Alyssa’s Feminist Analysis of “Dear Future Husband”

I will be the first to admit that I have a self-professed love-hate relationship with Meghan Trainor. This opinion originally stemmed from the fact that she considers herself a symbol for female empowerment, though she does not consider herself to be a feminist (Hampp, “Meghan Trainor”). Another reason for my negative bias is that she has a tendency to both uplift and oppress women in her songs.

Meghan Trainer herself combats both the media’s and the public’s unhealthy obsession with women being “thin”, but it is not without a cost. In her most popular song, “All About That Bass”, she promotes a curvier body style, but conversely excludes those women who have a slimmer body shape. This exclusion of a good portion of the female population is understandable considering that the topic of different, healthy body sizes is still fresh and the execution will obviously not be perfect. But what is less understandable is the issue presented in her newer song, “Dear Future Husband”. The song leaves the average feminist with mixed feelings as the lyrics both promote and reject the patriarchy all at once.

The term patriarchy is characterized as “any culture that privileges men by promoting traditional gender roles” (Tyson 80). We live in a patriarchal society that is a fact that no one would be able to deny. We value sports over homemaking, war over knitting, and any traditional “feminine” behavior as less respected. The motif of the stay at home wife is a perfect example of one of the many products of our patriarchal society. Typically when we think of the historical model of the “perfect wife”, we think of a women who cooks, cleans, and desires to please her husband.
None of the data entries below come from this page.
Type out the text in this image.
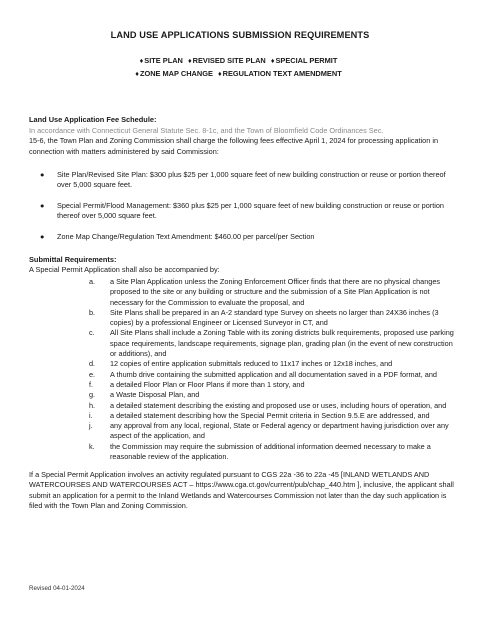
LAND USE APPLICATIONS SUBMISSION REQUIREMENTS
♦SITE PLAN ♦REVISED SITE PLAN ♦SPECIAL PERMIT
♦ZONE MAP CHANGE ♦REGULATION TEXT AMENDMENT
Land Use Application Fee Schedule:
In accordance with Connecticut General Statute Sec. 8-1c, and the Town of Bloomfield Code Ordinances Sec.
15-6, the Town Plan and Zoning Commission shall charge the following fees effective April 1, 2024 for processing application in connection with matters administered by said Commission:
● Site Plan/Revised Site Plan: $300 plus $25 per 1,000 square feet of new building construction or reuse or portion thereof over 5,000 square feet.
● Special Permit/Flood Management: $360 plus $25 per 1,000 square feet of new building construction or reuse or portion thereof over 5,000 square feet.
● Zone Map Change/Regulation Text Amendment: $460.00 per parcel/per Section
Submittal Requirements:
A Special Permit Application shall also be accompanied by:
a. a Site Plan Application unless the Zoning Enforcement Officer finds that there are no physical changes proposed to the site or any building or structure and the submission of a Site Plan Application is not necessary for the Commission to evaluate the proposal, and
b. Site Plans shall be prepared in an A-2 standard type Survey on sheets no larger than 24X36 inches (3 copies) by a professional Engineer or Licensed Surveyor in CT, and
c. All Site Plans shall include a Zoning Table with its zoning districts bulk requirements, proposed use parking space requirements, landscape requirements, signage plan, grading plan (in the event of new construction or additions), and
d. 12 copies of entire application submittals reduced to 11x17 inches or 12x18 inches, and
e. A thumb drive containing the submitted application and all documentation saved in a PDF format, and
f. a detailed Floor Plan or Floor Plans if more than 1 story, and
g. a Waste Disposal Plan, and
h. a detailed statement describing the existing and proposed use or uses, including hours of operation, and
i. a detailed statement describing how the Special Permit criteria in Section 9.5.E are addressed, and
j. any approval from any local, regional, State or Federal agency or department having jurisdiction over any aspect of the application, and
k. the Commission may require the submission of additional information deemed necessary to make a reasonable review of the application.
If a Special Permit Application involves an activity regulated pursuant to CGS 22a -36 to 22a -45 [INLAND WETLANDS AND WATERCOURSES AND WATERCOURSES ACT – https://www.cga.ct.gov/current/pub/chap_440.htm ], inclusive, the applicant shall submit an application for a permit to the Inland Wetlands and Watercourses Commission not later than the day such application is filed with the Town Plan and Zoning Commission.
Revised 04-01-2024
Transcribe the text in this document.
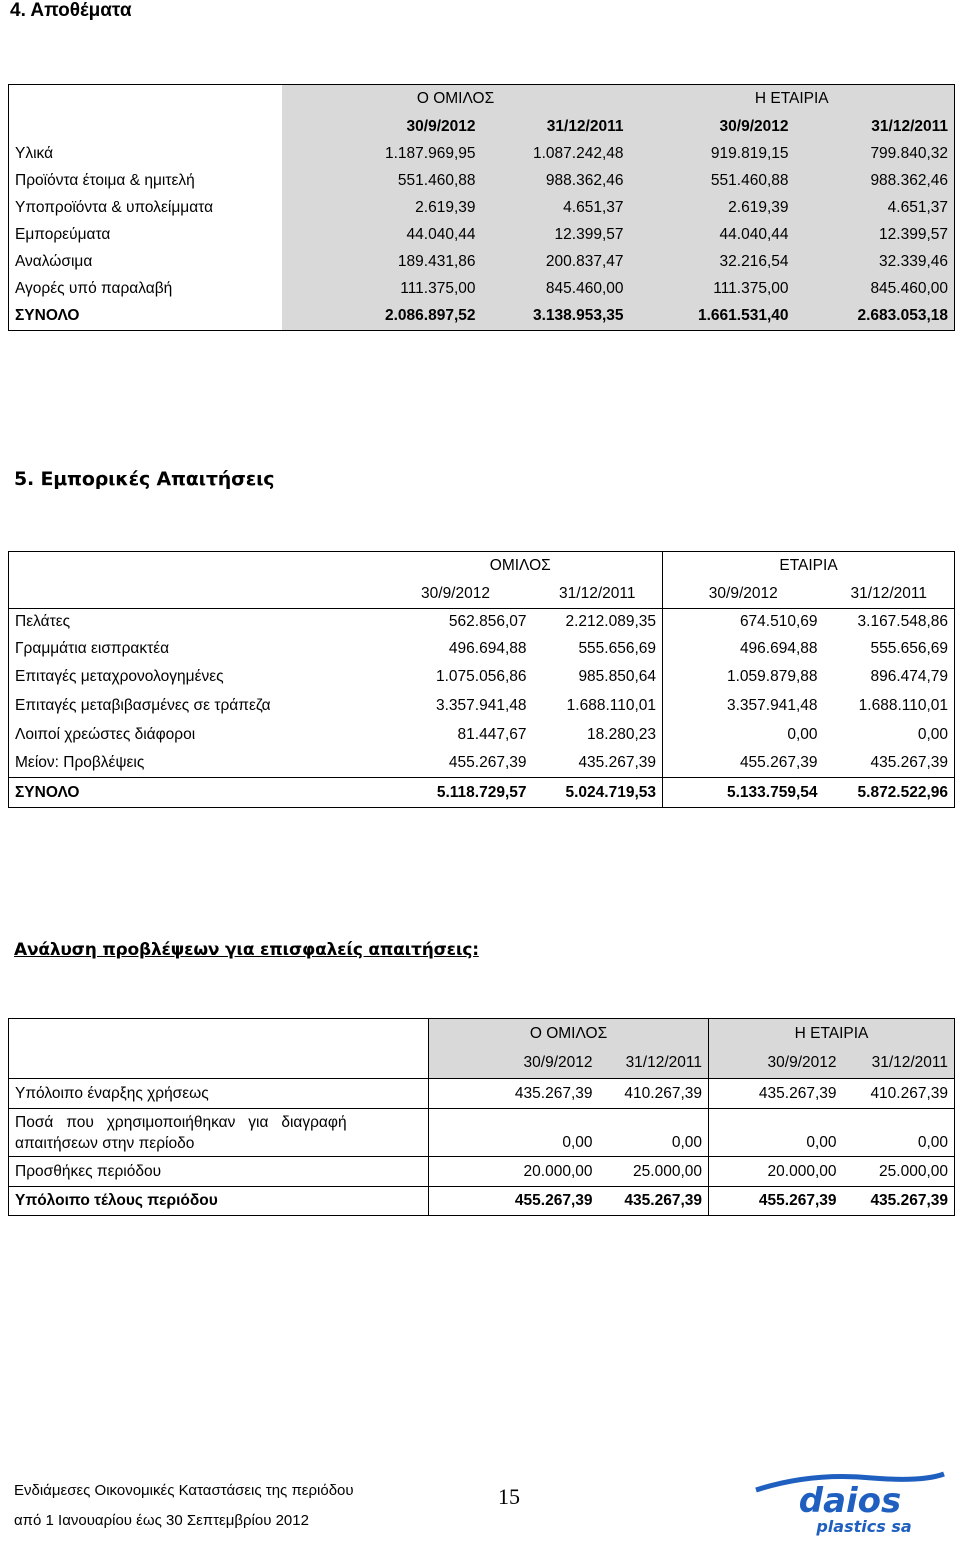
4. Αποθέματα
	Ο ΟΜΙΛΟΣ		Η ΕΤΑΙΡΙΑ	
	30/9/2012	31/12/2011	30/9/2012	31/12/2011
Υλικά	1.187.969,95	1.087.242,48	919.819,15	799.840,32
Προϊόντα έτοιμα & ημιτελή	551.460,88	988.362,46	551.460,88	988.362,46
Υποπροϊόντα & υπολείμματα	2.619,39	4.651,37	2.619,39	4.651,37
Εμπορεύματα	44.040,44	12.399,57	44.040,44	12.399,57
Αναλώσιμα	189.431,86	200.837,47	32.216,54	32.339,46
Αγορές υπό παραλαβή	111.375,00	845.460,00	111.375,00	845.460,00
ΣΥΝΟΛΟ	2.086.897,52	3.138.953,35	1.661.531,40	2.683.053,18
5. Εμπορικές Απαιτήσεις
	ΟΜΙΛΟΣ		ΕΤΑΙΡΙΑ	
	30/9/2012	31/12/2011	30/9/2012	31/12/2011
Πελάτες	562.856,07	2.212.089,35	674.510,69	3.167.548,86
Γραμμάτια εισπρακτέα	496.694,88	555.656,69	496.694,88	555.656,69
Επιταγές μεταχρονολογημένες	1.075.056,86	985.850,64	1.059.879,88	896.474,79
Επιταγές μεταβιβασμένες σε τράπεζα	3.357.941,48	1.688.110,01	3.357.941,48	1.688.110,01
Λοιποί χρεώστες διάφοροι	81.447,67	18.280,23	0,00	0,00
Μείον: Προβλέψεις	455.267,39	435.267,39	455.267,39	435.267,39
ΣΥΝΟΛΟ	5.118.729,57	5.024.719,53	5.133.759,54	5.872.522,96
Ανάλυση προβλέψεων για επισφαλείς απαιτήσεις:
	Ο ΟΜΙΛΟΣ		Η ΕΤΑΙΡΙΑ	
	30/9/2012	31/12/2011	30/9/2012	31/12/2011
Υπόλοιπο έναρξης χρήσεως	435.267,39	410.267,39	435.267,39	410.267,39

Ποσά   που   χρησιμοποιήθηκαν   για   διαγραφή
απαιτήσεων στην περίοδο	0,00	0,00	0,00	0,00
Προσθήκες περιόδου	20.000,00	25.000,00	20.000,00	25.000,00
Υπόλοιπο τέλους περιόδου	455.267,39	435.267,39	455.267,39	435.267,39
Ενδιάμεσες Οικονομικές Καταστάσεις της περιόδου
από 1 Ιανουαρίου έως 30 Σεπτεμβρίου 2012
15	daios
plastics sa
Meghan Trainor at first combats the notion of the societal idealization of the “perfect wife” by singing:

You got that 9 to 5
But, baby, so do I
So don’t be thinking I’ll be home and baking apple pies
I never learned to cook
        But I can write a hook          

While she asserts that she has a job, and therefore provides at least some part of the household income, she inadvertently falls back into the traditional notion of the “perfect wife” by numerously referencing the exchange of goods and services for either sexual or submissive behaviors. Some of the lines are as follows:

And don’t forget the flowers every anniversary
‘Cause if you’ll treat me right
I’ll be the perfect wife
Buying groceries
Buy-buying what you need

And later goes on to sing:

Just be a classy guy
Buy me a ring
Buy-buy me a ring (babe)

In both of these examples, Meghan Trainor asserts that she will conform to the patriarchal ideals of the “perfect wife” if her future husband fulfills his role as the provider, even though she makes money and has a job of on her own. This implies that money and flowers will buy her affection and her submissiveness toward her husband.

The exchange of goods for services is not the only issue that is presented in this song that combats feminist ideology, but also that of women being termed “hysterical”. Tyson, in her critical theory book, reiterates that hysteria is diagnosed almost exclusively to women characterized as “over emotional” while male counterparts are given a less severe diagnosis, such as “shortness of temper” instead (82). The idea that women tend to be more emotional and are consequently less logical than men is also endorsed in this song when she sings:

You gotta know how to treat me like a lady
Even when I’m acting crazy
Tell me everything’s alright

This presents that her future husband, the logical and rational one, would be the one who would have to endure Meghan Trainor’s “hysterics” because she is unable to do so herself as she is the emotional, irrational one in the relationship.

While this song presents more issues than I would be able to address in this blog post, there are certain songs of Meghan Trainor’s that positively represent women, such as “NO” and “Lips Are Moving”. If you would like an introduction to Meghan Trainor’s music, I would recommend those songs over the more popular ones I have written about today as they have a better message.

Alyssa’s Bridge to the Blog

Today in class we had a discussion about Lewis Carroll’s Alice in Wonderland. Much of the discussion was dominated by various themes and ideas from the children’s book, such as Alice’s confusion of her own identity or her intelligence. The one theme in particular that I thought was under-discussed was the theme of imperialism. Alice is sweet and well-mannered, but is also tremendously close-minded about the bizarre culture of Wonderland. The one event in particular that struck me as significant was when Alice stumbled upon the home of the Duchess. The Footman stood beside the door when she arrived hoping to gain entry. Alice looked towards the Footman and asked what she should do. To her dismay, the Footman responded “[a]nything you like” (p. 44). Alice becomes increasingly frustrated because where she comes from, the footman is supposed to open the door for guests and instruct them on where to find the authority figure of the house. When that doesn’t happen, Alice calls him “perfectly idiotic” (p. 44) and opens the door herself.

Alice feels superior over the residing creatures of Wonderland. Not only in this scene, but also in a good portion of the novel such as when she is mistaken for a serpent by a pigeon or when she loses interest in the baby she saves because it turned into a pig. In all of these cases, Alice does not try to adapt to the culture and its people, but ignores or insults them for not acting like her. The Alice we meet at the beginning of the novel is very different than the Alice we have at the end. As her adventure comes to a close she finally comes to the conclusion that just because a culture is dissimilar from your own does not mean it is wrong.